If we're trying to make agents that act as humans do, we should limit our focus on optimality to the degree that humans are suboptimal. Otherwise, focusing on acting rationally, computers can achieve near-optimality in at least trivial areas, and better optimality than humans in some surprisingly complex areas. With more than one optimality objective, perhaps cost of travel and time of travel could be integrated into an overall utility and the utility itself be optimized. This could be done based on a user selection (optimize for time alone, or cost alone), or it could be done based on knowing how much cost a unit of time might have.

It does make sense to consider architectures relying on some amount of prior knowledge, but not exclusively. The alternative is to assume no prior knowledge, which is a severe handicap. The discussion question, however, was whether it made sense to consider architectures that rely heavily on prior knowledge. It depends on who is asking the question. I don't know.

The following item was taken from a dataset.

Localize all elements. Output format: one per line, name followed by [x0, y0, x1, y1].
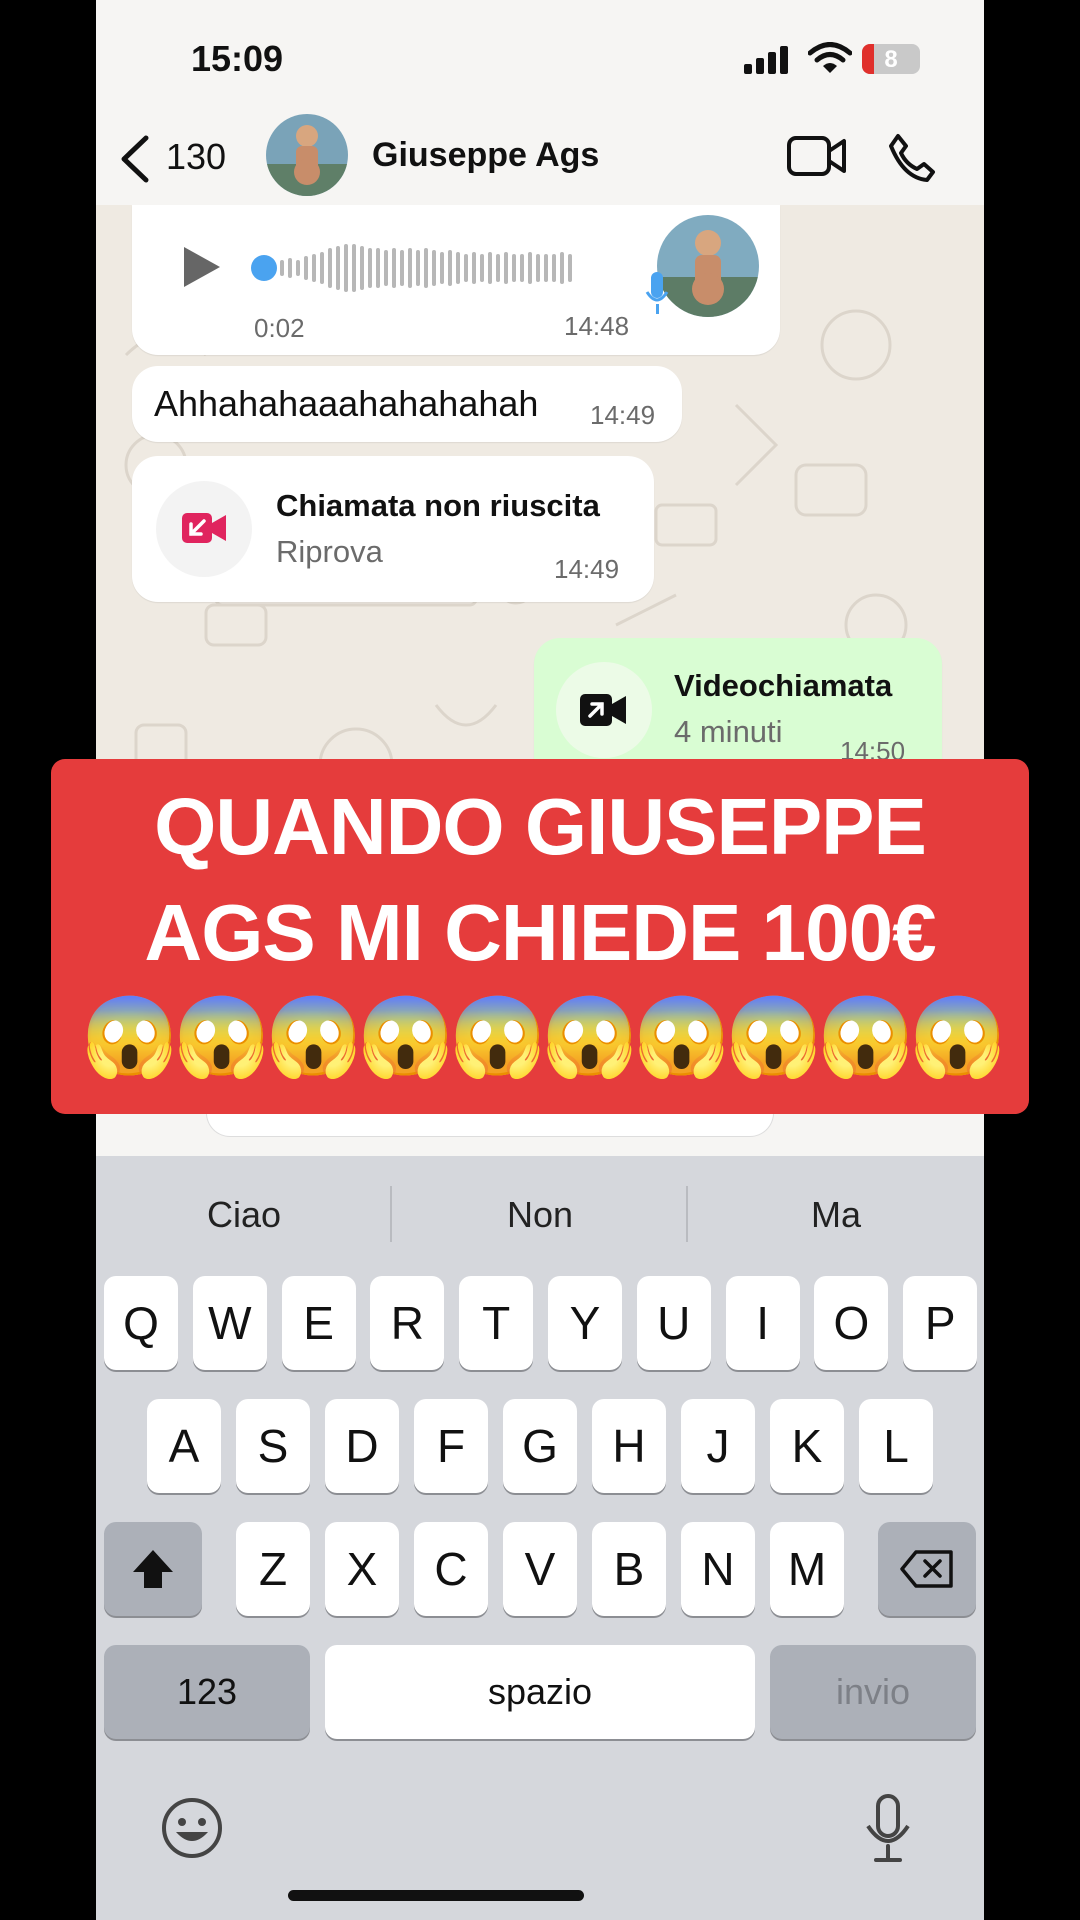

I don't have enough experience to say for sure.

Nick said...

1) I don't know if it is necessary to focus on optimality for any reason other than to improve the time or space requirement of an agent... with regard to more than one optimality objective, perhaps the agent could try and balance each objective.

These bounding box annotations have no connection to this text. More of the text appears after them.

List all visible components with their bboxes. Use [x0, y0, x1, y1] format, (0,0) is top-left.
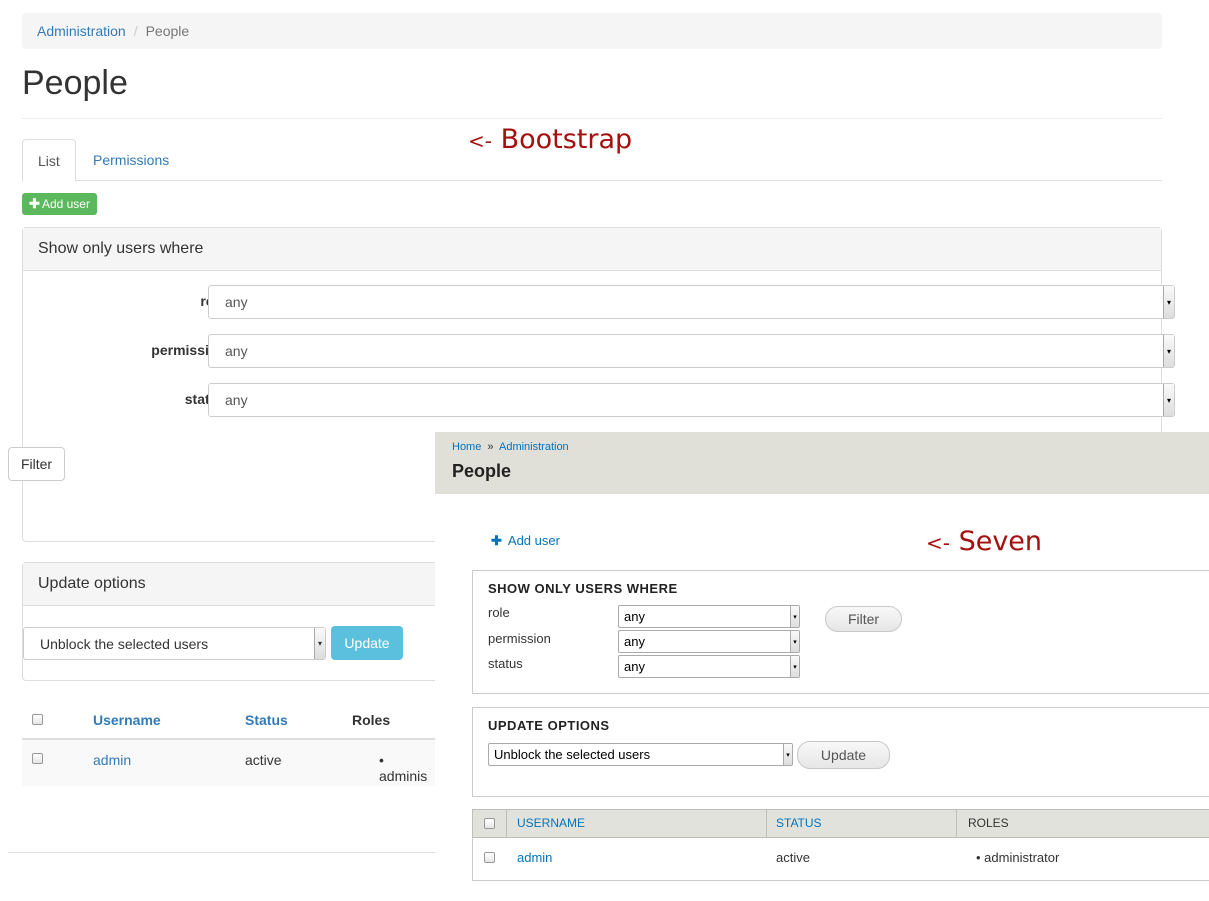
status-select[interactable]: any ▾	[208, 383, 1175, 417]
seven-filter-button[interactable]: Filter	[825, 606, 902, 632]
update-options-heading: Update options	[23, 563, 436, 606]
row-checkbox[interactable]	[484, 852, 495, 863]
tabs: List Permissions	[22, 139, 1162, 182]
tab-list[interactable]: List	[22, 139, 76, 182]
permission-select-value: any	[225, 343, 248, 359]
seven-table-header: USERNAME STATUS ROLES	[472, 809, 1209, 838]
seven-role-value: any	[624, 609, 645, 624]
chevron-down-icon: ▾	[790, 656, 799, 677]
table-header: Username Status Roles	[22, 702, 436, 740]
seven-header: Home » Administration People	[435, 432, 1209, 494]
seven-annotation: <- Seven	[926, 526, 1042, 557]
seven-theme-preview: Home » Administration People ✚ Add user <…	[435, 432, 1209, 901]
filter-panel-heading: Show only users where	[23, 228, 1161, 271]
roles-column-header: ROLES	[968, 816, 1009, 830]
chevron-down-icon: ▾	[790, 606, 799, 627]
breadcrumb-administration-link[interactable]: Administration	[37, 23, 126, 39]
chevron-down-icon: ▾	[1163, 286, 1174, 318]
seven-role-select[interactable]: any ▾	[618, 605, 800, 628]
column-divider	[766, 810, 767, 837]
page-title: People	[22, 64, 128, 102]
tab-permissions[interactable]: Permissions	[78, 139, 184, 181]
column-divider	[506, 810, 507, 837]
username-link[interactable]: admin	[517, 850, 552, 865]
seven-bulk-operation-select[interactable]: Unblock the selected users ▾	[488, 743, 793, 766]
seven-bulk-operation-value: Unblock the selected users	[494, 747, 651, 762]
seven-breadcrumb: Home » Administration	[452, 441, 569, 453]
add-user-label: Add user	[41, 197, 90, 211]
chevron-down-icon: ▾	[314, 628, 325, 659]
username-link[interactable]: admin	[93, 752, 131, 768]
seven-add-user-link[interactable]: ✚ Add user	[491, 533, 560, 549]
seven-status-value: any	[624, 659, 645, 674]
permission-select[interactable]: any ▾	[208, 334, 1175, 368]
seven-page-title: People	[452, 461, 512, 481]
status-column-header[interactable]: STATUS	[776, 816, 822, 830]
breadcrumb-separator: »	[487, 441, 494, 453]
annotation-arrow: <-	[926, 531, 950, 555]
bulk-operation-select[interactable]: Unblock the selected users ▾	[23, 627, 326, 660]
seven-update-button[interactable]: Update	[797, 741, 890, 769]
seven-permission-label: permission	[488, 631, 551, 646]
user-roles: • adminis	[379, 752, 428, 784]
role-select[interactable]: any ▾	[208, 285, 1175, 319]
seven-add-user-label: Add user	[507, 533, 560, 548]
bulk-operation-value: Unblock the selected users	[40, 635, 209, 652]
table-row: admin active • administrator	[472, 837, 1209, 881]
seven-role-label: role	[488, 605, 510, 620]
plus-icon: ✚	[29, 196, 40, 211]
annotation-text: Seven	[958, 526, 1043, 557]
status-select-value: any	[225, 392, 248, 408]
plus-icon: ✚	[491, 533, 502, 548]
breadcrumb-home-link[interactable]: Home	[452, 441, 481, 453]
chevron-down-icon: ▾	[790, 631, 799, 652]
role-select-value: any	[225, 294, 248, 310]
status-column-header[interactable]: Status	[245, 712, 288, 728]
seven-update-fieldset: UPDATE OPTIONS Unblock the selected user…	[472, 707, 1209, 797]
filter-button[interactable]: Filter	[8, 447, 65, 481]
column-divider	[956, 810, 957, 837]
user-roles: • administrator	[976, 850, 1060, 865]
seven-status-label: status	[488, 656, 523, 671]
footer-divider	[8, 852, 436, 853]
seven-filter-legend: SHOW ONLY USERS WHERE	[488, 581, 678, 596]
username-column-header[interactable]: Username	[93, 712, 161, 728]
seven-permission-value: any	[624, 634, 645, 649]
select-all-checkbox[interactable]	[32, 714, 43, 725]
roles-column-header: Roles	[352, 712, 391, 728]
seven-status-select[interactable]: any ▾	[618, 655, 800, 678]
username-column-header[interactable]: USERNAME	[517, 816, 585, 830]
select-all-checkbox[interactable]	[484, 818, 495, 829]
breadcrumb: Administration / People	[22, 13, 1162, 49]
add-user-button[interactable]: ✚ Add user	[22, 193, 97, 215]
chevron-down-icon: ▾	[1163, 335, 1174, 367]
table-row: admin active • adminis	[22, 740, 436, 786]
seven-permission-select[interactable]: any ▾	[618, 630, 800, 653]
chevron-down-icon: ▾	[783, 744, 792, 765]
update-button[interactable]: Update	[331, 626, 403, 660]
chevron-down-icon: ▾	[1163, 384, 1174, 416]
row-checkbox[interactable]	[32, 753, 43, 764]
breadcrumb-administration-link[interactable]: Administration	[499, 441, 569, 453]
title-divider	[22, 118, 1162, 119]
seven-update-legend: UPDATE OPTIONS	[488, 718, 610, 733]
breadcrumb-separator: /	[133, 23, 138, 39]
update-options-panel: Update options	[22, 562, 436, 681]
user-status: active	[245, 752, 282, 768]
seven-filter-fieldset: SHOW ONLY USERS WHERE role any ▾ permiss…	[472, 570, 1209, 694]
breadcrumb-current: People	[145, 23, 190, 39]
user-status: active	[776, 850, 810, 865]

2) I think prior knowledge would be a good thing to have in an agent as that would help reduce the amount of time the agent would have to spend learning.
It depends on the purpose of the agent to be able to compare the amount of knowledge it would start with... example: what would a taxi agent do with the knowledge of all the works of Shakespeare over an agent designed to tutor literature students. In other words, more knowledge is not necessarily better. It would be better to give the taxi agent knowledge about traffic laws and things of that nature...

3) ... hmmm...

4) not clear on "utilities"

zhou said...

1.
If one agent has single goal which can be mathematically well modeled, it makes sense that our design of
algorithm will be focused on the theoretically exist optimality. Unfortunately, such cases are really rare. Usually, the goals of an agent are complicate, utility based (satisfaction rate), or even competing. In
these cases, the problem of optimality turns into a engineering problem rather than a scientific problem. We can hardly define the optimal case even given the environment, goals, and performance measures. However,
we can try to get better solutions, which maybe one inch nearer to the optimal, to certain problems, if we prioritize the competing goals.


2.
Prior knowledge is important. I think human usually make decision based on prior knowledge, except for
the activity of creativity. Given that we have not find a way to make the agent create new knowledge,
which means the agents designed now are knowledge based, it really make sense to consider agent
architectures where prior knowledge and representing and reasoning with it play such central roles. I
think it is not hard compare the amount of knowledge that different agents start with. Let think over the
children in elementary school. Students from second degree should knows more mathematical knowledge than those from first degree. However, they learn new knowledge based on the knowledge from the first degree.
Surely, there exist some knowledge expansion. So, the amount of knowledge became larger.



3.
The models in the text book are very scalable. Those standard architecture can form a universal machine and, given specific code, specific agent can be built. As for the Simon's ant, it is true that sometimes, we can achieve the goal without need to make our code complicate. Complex environment may make our program
runs long time, but we can eventually finish the task.



4.
Utility can be learned. According to the comment in the optimality, the optimal utility is very hard to be
achieved. On the other hand, the agent can improve the utility from learning. Take the taxi driver agent
as an example. This agent can, by chance, learns that there is a beautiful place on one alternative route
to the airport. If the time limit is not so urgent, driving through that route will bring more fun to the passenger. In this case, the taxi driver improve the utility through learning.